4. Test with Multiple Scenarios
Test higher-order nodes with various input nodes to ensure robustness:
def test_loop_until():
# Test with different initial values
# Test with different convergence criteria
# Test with maximum iterations reached
pass
Real-World Applications
1. Parameter Optimization
@as_function_node("optimized_parameters")
def optimize_parameters(
objective_function: Node,
initial_parameters: np.ndarray,
learning_rate: float = 0.01,
max_iterations: int = 100
) -> np.ndarray:
"""Optimizes parameters using gradient descent"""
params = initial_parameters.copy()
for i in range(max_iterations):
# Compute gradient by finite differences
gradients = np.zeros_like(params)
for j in range(len(params)):
params_plus = params.copy()
params_plus[j] += 1e-5
loss = objective_function(params)
loss_plus = objective_function(params_plus)
gradients[j] = (loss_plus - loss) / 1e-5
# Update parameters
params -= learning_rate * gradients
# Check convergence
if np.linalg.norm(gradients) < 1e-6:
break
return params # Output port will be "optimized_parameters"
# Usage
wf.objective = physics_model(parameters=initial_guess)
wf.optimized = optimize_parameters(
objective_function=wf.objective.outputs.loss, # Specify output port
initial_parameters=initial_guess
)
result = wf.optimized.outputs.optimized_parameters.value
2. Adaptive Mesh Refinement
@as_function_node("final_solution")
def adaptive_mesh_refinement(
simulation_node: Node,
error_estimator_node: Node,
refine_mesh_node: Node,
initial_mesh_size: float,
max_refinements: int = 5,
tolerance: float = 0.01
) -> float:
"""Refines mesh until solution converges"""
mesh = initial_mesh_size
for i in range(max_refinements):
# Run simulation on current mesh
solution = simulation_node(mesh=mesh)
# Estimate error
error = error_estimator_node(solution=solution, mesh_size=mesh)
# Check if we've converged
if error < tolerance:
return solution
# Refine mesh in high-error regions
mesh = refine_mesh_node(mesh_size=mesh, error=error)

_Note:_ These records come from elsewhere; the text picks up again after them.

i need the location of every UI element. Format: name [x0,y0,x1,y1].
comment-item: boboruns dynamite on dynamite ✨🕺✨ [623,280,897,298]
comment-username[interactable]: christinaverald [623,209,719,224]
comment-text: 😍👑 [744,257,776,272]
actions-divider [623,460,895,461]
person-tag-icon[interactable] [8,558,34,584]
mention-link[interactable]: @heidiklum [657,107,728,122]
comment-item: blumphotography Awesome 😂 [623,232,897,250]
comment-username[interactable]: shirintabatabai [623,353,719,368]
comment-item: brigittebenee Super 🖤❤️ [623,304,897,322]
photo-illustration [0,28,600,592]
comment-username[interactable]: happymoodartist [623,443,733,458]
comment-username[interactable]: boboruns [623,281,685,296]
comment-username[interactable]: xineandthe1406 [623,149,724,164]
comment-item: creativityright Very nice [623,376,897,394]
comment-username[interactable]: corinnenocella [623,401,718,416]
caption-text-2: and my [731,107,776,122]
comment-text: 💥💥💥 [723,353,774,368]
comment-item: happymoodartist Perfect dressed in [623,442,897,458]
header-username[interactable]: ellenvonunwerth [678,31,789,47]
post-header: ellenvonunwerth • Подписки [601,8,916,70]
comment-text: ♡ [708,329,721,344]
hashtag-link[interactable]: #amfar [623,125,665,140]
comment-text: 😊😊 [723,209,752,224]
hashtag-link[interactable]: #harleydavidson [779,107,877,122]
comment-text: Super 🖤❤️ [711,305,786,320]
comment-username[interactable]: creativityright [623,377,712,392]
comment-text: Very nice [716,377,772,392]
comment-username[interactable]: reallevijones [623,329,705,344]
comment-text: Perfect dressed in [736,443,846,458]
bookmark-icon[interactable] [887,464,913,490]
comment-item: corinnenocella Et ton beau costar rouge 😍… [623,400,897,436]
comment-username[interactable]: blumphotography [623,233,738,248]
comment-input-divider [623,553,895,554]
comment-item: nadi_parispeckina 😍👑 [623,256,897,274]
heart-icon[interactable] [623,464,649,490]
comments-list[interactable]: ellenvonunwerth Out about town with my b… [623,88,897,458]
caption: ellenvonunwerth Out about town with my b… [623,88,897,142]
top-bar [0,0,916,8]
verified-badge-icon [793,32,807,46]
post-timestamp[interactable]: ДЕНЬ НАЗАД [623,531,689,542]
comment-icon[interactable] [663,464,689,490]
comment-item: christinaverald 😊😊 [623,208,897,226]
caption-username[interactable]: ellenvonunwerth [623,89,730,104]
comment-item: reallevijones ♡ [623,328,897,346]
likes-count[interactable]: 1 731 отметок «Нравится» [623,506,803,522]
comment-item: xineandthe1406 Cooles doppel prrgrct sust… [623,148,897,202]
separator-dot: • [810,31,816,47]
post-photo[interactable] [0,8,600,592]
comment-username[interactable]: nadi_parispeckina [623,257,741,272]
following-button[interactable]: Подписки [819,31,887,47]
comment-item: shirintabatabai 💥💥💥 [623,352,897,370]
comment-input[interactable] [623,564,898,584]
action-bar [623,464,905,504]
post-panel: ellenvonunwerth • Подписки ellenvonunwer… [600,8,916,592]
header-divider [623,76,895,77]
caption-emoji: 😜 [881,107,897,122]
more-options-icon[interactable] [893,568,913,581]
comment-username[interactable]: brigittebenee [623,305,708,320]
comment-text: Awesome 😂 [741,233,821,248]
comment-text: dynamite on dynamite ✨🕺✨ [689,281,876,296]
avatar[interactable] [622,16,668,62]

return solution # Output port will be "final_solution"
# Usage
wf.simulation = fluid_dynamics_simulation(mesh_size=initial_size)
wf.error_estimator = error_calculator(solution=wf.simulation)
wf.refine_mesh = mesh_refiner(mesh_size=initial_size, error=0.1)
wf.result = adaptive_mesh_refinement(
simulation_node=wf.simulation.outputs.solution, # Specify output ports
error_estimator_node=wf.error_estimator.outputs.error,
refine_mesh_node=wf.refine_mesh.outputs.refined_mesh,
initial_mesh_size=initial_size
)
solution = wf.result.outputs.final_solution.value
Conclusion
Higher-order nodes represent one of the most powerful features of Pyiron Workflow, enabling you to create sophisticated computational patterns that would be difficult or impossible with traditional workflow systems. By treating nodes as first-class objects that can be passed around and manipulated, Pyiron Workflow supports a truly functional approach to scientific computing.
When used appropriately, higher-order nodes can: - Reduce code duplication - Improve workflow readability - Enable more sophisticated computational patterns - Make your scientific workflows more adaptable and reusable
Critical Implementation Notes:
- Always specify exact output ports when connecting nodes (node.outputs.port_name)
- Be consistent with output port naming conventions
- Access results through the standard output structure (wf.node.outputs.port.value)
- Define all nodes at the module level (not inside functions)
As with any powerful feature, higher-order nodes should be used judiciously. Start with simple applications and gradually incorporate more complex patterns as you become comfortable with the paradigm. The ability to create dynamic, self-modifying workflows opens up new possibilities for scientific computing that go beyond traditional static workflow systems.